Wednesday, July 27, 2005

Has everyone signed on to GSAVE? 

Slate's Fred Kaplan notes a NYT story that the Bush administration has decided to change the name of its counterterrorist campaign from "the global war on terror"(GWOT) to "the global struggle against violent extremism" (GSAVE) He asks
. . . Are these guys really this clueless? First, this is the administration's solution to the spike in terrorist incidents, the Taliban's resurgence in Afghanistan, and the politico-military deterioration in Iraq - to retool the slogan? Second, the White House and the Pentagon are just now coming around to the idea that the struggle is as much ideological as military? This wasn't obvious, say, three or four years ago? . . . It took four years for the president of the United States to realize that fighting terrorism has a political component? It took six months for his senior advisers to retool a slogan? We are witnessing that rare occasion when the phrase "I don't know whether to laugh or cry" can be uttered without lapsing into cliché.
But the shallowness gets deeper still. The Times story doesn't notice what appears to be the driving force behind the new slogan—a desire for a happier acronym. Look at the first letters of Global War on Terrorism. GWOT. What does that mean; how is it pronounced? Gwot? Too frivolously rowdy, like a fight scene in a Marvel comic book (Bam! Pfooff! Gwot!). Gee-wot? Sounds like a garbled question (Gee what?). Then look at Global Struggle Against Violent Extremism. Its acronym is GSAVE—i.e., gee-save. We're out to save the world, see, not wage war on it. Or, as national security adviser Stephen Hadley puts it in the Times piece, "We need to dispute both the gloomy vision and offer a positive alternative." Does Hadley, and do all our other top officials, really believe this nonsense? Are they so enraptured with PR that they think a slogan and a strategy are the same thing and that retooling the one will transform the other? Have we lapsed into the banality of the mid-'70s, when President Gerald Ford tried to beat back 20-percent price hikes by urging Americans to wear gigantic lapel pins that read "WIN"—for Whip Inflation Now? The Times notes, midway into the story, that the "language shifts" come at a time when Karen Hughes, one of President Bush's most trusted advisers, is about to take over the State Department's office of "public diplomacy." If changing GWOT to GSAVE is a sign of campaigns to come, we are in sorrier shape than anyone might previously have imagined.
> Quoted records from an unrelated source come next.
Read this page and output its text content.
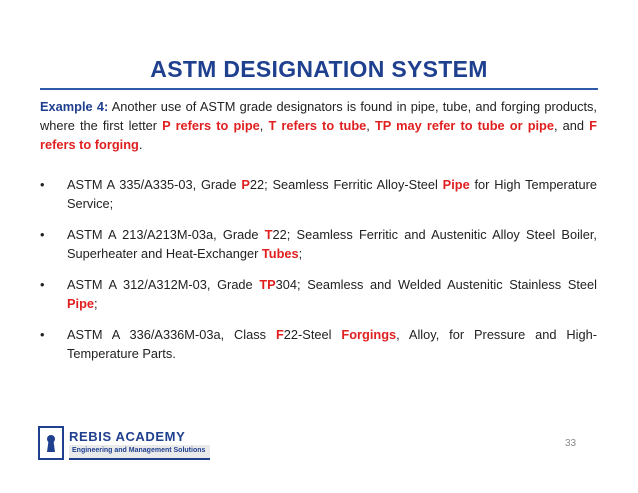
ASTM DESIGNATION SYSTEM
Example 4: Another use of ASTM grade designators is found in pipe, tube, and forging products, where the first letter P refers to pipe, T refers to tube, TP may refer to tube or pipe, and F refers to forging.
• ASTM A 335/A335-03, Grade P22; Seamless Ferritic Alloy-Steel Pipe for High Temperature Service;
• ASTM A 213/A213M-03a, Grade T22; Seamless Ferritic and Austenitic Alloy Steel Boiler, Superheater and Heat-Exchanger Tubes;
• ASTM A 312/A312M-03, Grade TP304; Seamless and Welded Austenitic Stainless Steel Pipe;
• ASTM A 336/A336M-03a, Class F22-Steel Forgings, Alloy, for Pressure and High-Temperature Parts.
REBIS ACADEMY
Engineering and Management Solutions
33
Three aspects Kaplan doesn't mention. First, as a number of bloggers have pointed out, Kerry said in October that the US should develop a criminal focus rather than a military forus to the GWOT, and the Republicans said this was ridiculous -- now, they also seem to be taking a criminal justice approach.
Second, this appears to be a change they are desperate to make quickly, so the Bush administration is rolling it out in mid-summer, instead of waiting until their preferred product-launch period in the fall.
And third, call me paranoid, but the Bush administration may see more substance to the change than just sloganeering.
"Terror" is rarer and more serious than "violent extremism". Terror is violence focused on civilians and innocent people which is designed to overthrow a government, while violent extremism can target infrastructure or economy or a specific cause. The goal of violent extremism can be much less radical, such as causing economic damage to an industry or challenging a country's justice system, or changing a particular law or policy. Acts of 'violent extremism' could include a large number of acts now seen as criminal, such as setting loose a computer virus or selling drugs to finance the purchase of weapons or being arrested for vandalism during a demonstration.
For example, one would not likely describe PETA as a terrorist group, though they are certainly violent extremists. Likewise one could define criminal organizations like the Mafia or the Hells Angels as violent extremists. Ultimately, the terminology could even apply to peace activists and groups. This NYT story from a week ago says "The Federal Bureau of Investigation has collected at least 3,500 pages of internal documents in the last several years on a handful of civil rights and antiwar protest groups . . . [and have said that] any intelligence-gathering activities related to political protests are intended to prevent disruptive and criminal activity at demonstrations . . ."
Expanding the terminology means all of these groups can be more easily targetted, monitored and proscuted though the Patriot Act, which allows all manner of warrentless searches and secret wiretaps.
Under the new terminology, the definition of what constitutes 'peace' becomes a meaningless concept. While wars have a beginning and an end, struggles can go on forever.
So while the range of action has widened, the focus of action has softened, making a situation where a much larger number of groups can be targetted for a much broader number of crimes for a much longer time. No wonder Bush wants the Patriot Act to be permanent.
After 9/11, there was a great rush of support for the US and their Global War on Terror as nations responded seriously to the Bush call for support. I wonder how many other countries will sign on to the Global Struggle Against Violent Extremism, especially as we come to understand its political and personal ramifications.
I wonder even how many Americans would sign on to this?